# Maybe as an Applicative Functor

`Maybe` type is made an instance of the `Applicative` type class as follows:

``````instance Applicative Maybe where
pure = Just
Nothing <*> _ = Nothing
(Just f) <*> something = fmap f something
``````

It took me a several attempts before I could parse this definition. I was particularly puzzled by the line `(Just f) <*> something = fmap f something`. To help me understand this better, I decided to build this definition back up from the very basics.

First, let’s look at the `Functor` type class definition:

``````class Functor f where
fmap :: (a -> b) -> f a -> f b
``````

This means that for a given functor type `f` (i.e. type that is an instance of the `Functor` type class), `fmap` takes a function from `a -> b` and a functor (box) that contains `a` and returns a functor (box) that contains `b`. An intuitive way to think about this is that `fmap` opens the box containing `a` and applies the function `a -> b` to it, which results in `b`.

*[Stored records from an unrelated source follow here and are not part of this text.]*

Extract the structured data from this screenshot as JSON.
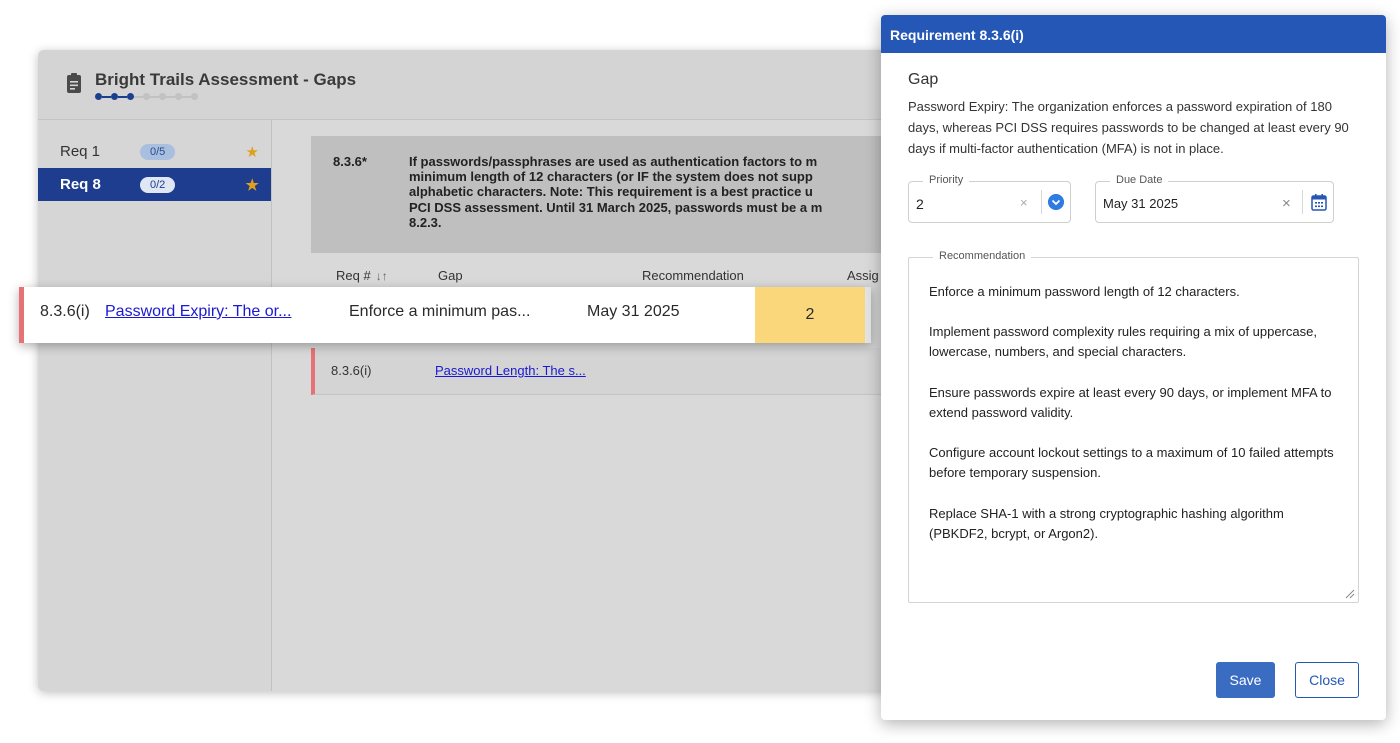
{
  "app": {
    "title": "Bright Trails Assessment - Gaps",
    "progress": {
      "completed_steps": 3,
      "total_steps": 7
    }
  },
  "sidebar": {
    "items": [
      {
        "label": "Req 1",
        "badge": "0/5",
        "active": false,
        "icon": "star-icon"
      },
      {
        "label": "Req 8",
        "badge": "0/2",
        "active": true,
        "icon": "star-icon"
      }
    ]
  },
  "requirement": {
    "code": "8.3.6*",
    "text": "If passwords/passphrases are used as authentication factors to m\nminimum length of 12 characters (or IF the system does not supp\nalphabetic characters.  Note: This requirement is a best practice u\nPCI DSS assessment. Until  31 March 2025, passwords must be a m\n8.2.3."
  },
  "table": {
    "headers": {
      "req": "Req #",
      "gap": "Gap",
      "recommendation": "Recommendation",
      "assignee": "Assig"
    },
    "sort_icon": "↓↑",
    "rows": [
      {
        "req": "8.3.6(i)",
        "gap": "Password Expiry: The or...",
        "recommendation": "Enforce a minimum pas...",
        "due": "May 31 2025",
        "priority": "2",
        "highlighted": true
      },
      {
        "req": "8.3.6(i)",
        "gap": "Password Length: The s...",
        "highlighted": false
      }
    ]
  },
  "dialog": {
    "title": "Requirement 8.3.6(i)",
    "gap_heading": "Gap",
    "gap_text": "Password Expiry: The organization enforces a password expiration of 180 days, whereas PCI DSS requires passwords to be changed at least every 90 days if multi-factor authentication (MFA) is not in place.",
    "priority": {
      "label": "Priority",
      "value": "2"
    },
    "due_date": {
      "label": "Due Date",
      "value": "May 31 2025"
    },
    "clear_glyph": "×",
    "recommendation": {
      "label": "Recommendation",
      "text": "Enforce a minimum password length of 12 characters.\n\nImplement password complexity rules requiring a mix of uppercase, lowercase, numbers, and special characters.\n\nEnsure passwords expire at least every 90 days, or implement MFA to extend password validity.\n\nConfigure account lockout settings to a maximum of 10 failed attempts before temporary suspension.\n\nReplace SHA-1 with a strong cryptographic hashing algorithm (PBKDF2, bcrypt, or Argon2)."
    },
    "save_label": "Save",
    "close_label": "Close"
  },
  "colors": {
    "primary": "#2457b6",
    "sidebar_active": "#1e3d8f",
    "priority_fill": "#fbd77b",
    "row_marker": "#e57373",
    "link": "#1a1ad0",
    "star": "#e0a01b"
  }
}
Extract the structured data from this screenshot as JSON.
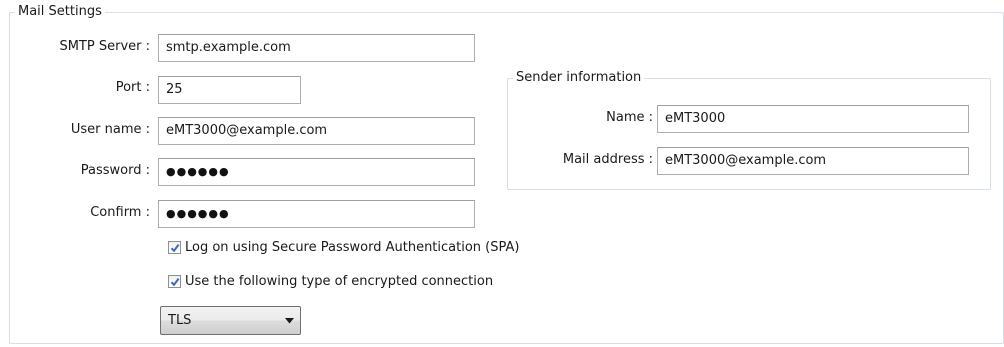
{
  "mail_settings": {
    "legend": "Mail Settings",
    "smtp_server": {
      "label": "SMTP Server :",
      "value": "smtp.example.com"
    },
    "port": {
      "label": "Port :",
      "value": "25"
    },
    "user_name": {
      "label": "User name :",
      "value": "eMT3000@example.com"
    },
    "password": {
      "label": "Password :",
      "value": "●●●●●●"
    },
    "confirm": {
      "label": "Confirm :",
      "value": "●●●●●●"
    },
    "spa_checkbox": {
      "label": "Log on using Secure Password Authentication (SPA)",
      "checked": true
    },
    "encryption_checkbox": {
      "label": "Use the following type of encrypted connection",
      "checked": true
    },
    "encryption_type": {
      "selected": "TLS"
    }
  },
  "sender_information": {
    "legend": "Sender information",
    "name": {
      "label": "Name :",
      "value": "eMT3000"
    },
    "mail_address": {
      "label": "Mail address :",
      "value": "eMT3000@example.com"
    }
  },
  "colors": {
    "group_border": "#d5dfe5",
    "checkmark": "#3c6cb4",
    "field_border": "#abadb3"
  },
  "icons": {
    "checkmark": "checkmark-icon",
    "dropdown_arrow": "chevron-down-icon"
  }
}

Now let’s see how `Maybe` is an instance of the `Functor` type class:

``````instance Functor Maybe where
fmap func Nothing  = Nothing
fmap func (Just x) = Just (func x)
``````
• Line 2: Applying a function to `Nothing` results in `Nothing`.
• Line 3: From the definition of the `Functor` type, we know that the type of `func` is `a -> b` and `Just x` corresponds to `f a`. Applying the function to `x` inside the box results in a value of type `b` in the functor box.

Now, let’s look at the definition of the `Applicative` type class:

``````class (Functor f) => Applicative f where  -- 1
pure :: a -> f a                      -- 2
(<*>) :: f (a -> b) -> f a -> f b     -- 3
``````

For a type `f` that is an instance of the `Applicative` type class, here is what each line means:

1. `f` must also be a functor (i.e. be an instance of the `Functor` type class).
2. The `pure` function takes an arbitrary type `a` and brings it into the functor. i.e. `pure` puts `a` in a box of type `f`.
3. `<*>` takes a functor (box) of type `f` that contains a function of type `a -> b`, and a functor (box) of type `f` that contains type `a`. It results in a functor (box) of type `f` that contains `b`.

With the preamble out of the way, let’s make `Maybe` an instance of the `Applicative` type class. To do that, I need to implement the `pure` and `<*>` methods for the `Maybe` type. Below is a line-by-line implementation:

``````instance Applicative Maybe where
pure x = Just x
``````

For the `Maybe` type, `pure` simply wraps an arbitrary type in `Just`, thus making it a `Maybe` value. E.g. writing `pure 4 :: Maybe Int` in GHCi results in `Just 4`.

``````    (<*>) Nothing _ = Nothing
``````

Here, `Nothing` maps to `f (a -> b)` from the `Applicative` class definition. We cannot extract a function out of `Nothing`, so the result will be `Nothing` regardless of the second argument.

``````    (<*>) (Just func) Nothing = Nothing
``````

In the line above, `(Just func)` maps to `f (a -> b)`, and `Nothing` maps to `f a` from the class definition. `<*>` extracts `func` out of `Just func`, and applies it to `Nothing`. Applying a function to `Nothing` results in `Nothing` (or, using the box analogy, applying a function to an empty box results in an empty box)

``````    (<*>) (Just func) (Just x) = Just (func x)
``````

`(Just func)` maps to `f (a -> b)`, and `Just x` maps to `f a` from the `Applicative` class definition. `<*>` extracts the function from `Just func`, and applies it to `x` inside the `Just x` box. The result is `Just (func x)`.

Now, let’s put the definition of `<*>` for `Maybe` type next to the definition of the `fmap` function:

``````    (<*>) (Just func) Nothing  = Nothing
(<*>) (Just func) (Just x) = Just (func x)

fmap func Nothing  = Nothing
fmap func (Just x) = Just (func x)
``````

This makes it obvious that in the definition of `<*>`, once we extract `func` out of `Just func`, we simply map that function over the second argument of `<*>` (which will be of `Maybe` type as well). This means that the `<*>` implementation for `Maybe` can be re-written as:

``````    <*> (Just func) something = fmap func something
``````

This is exactly how the `<*>` function is implemented at the beginning of this blog post.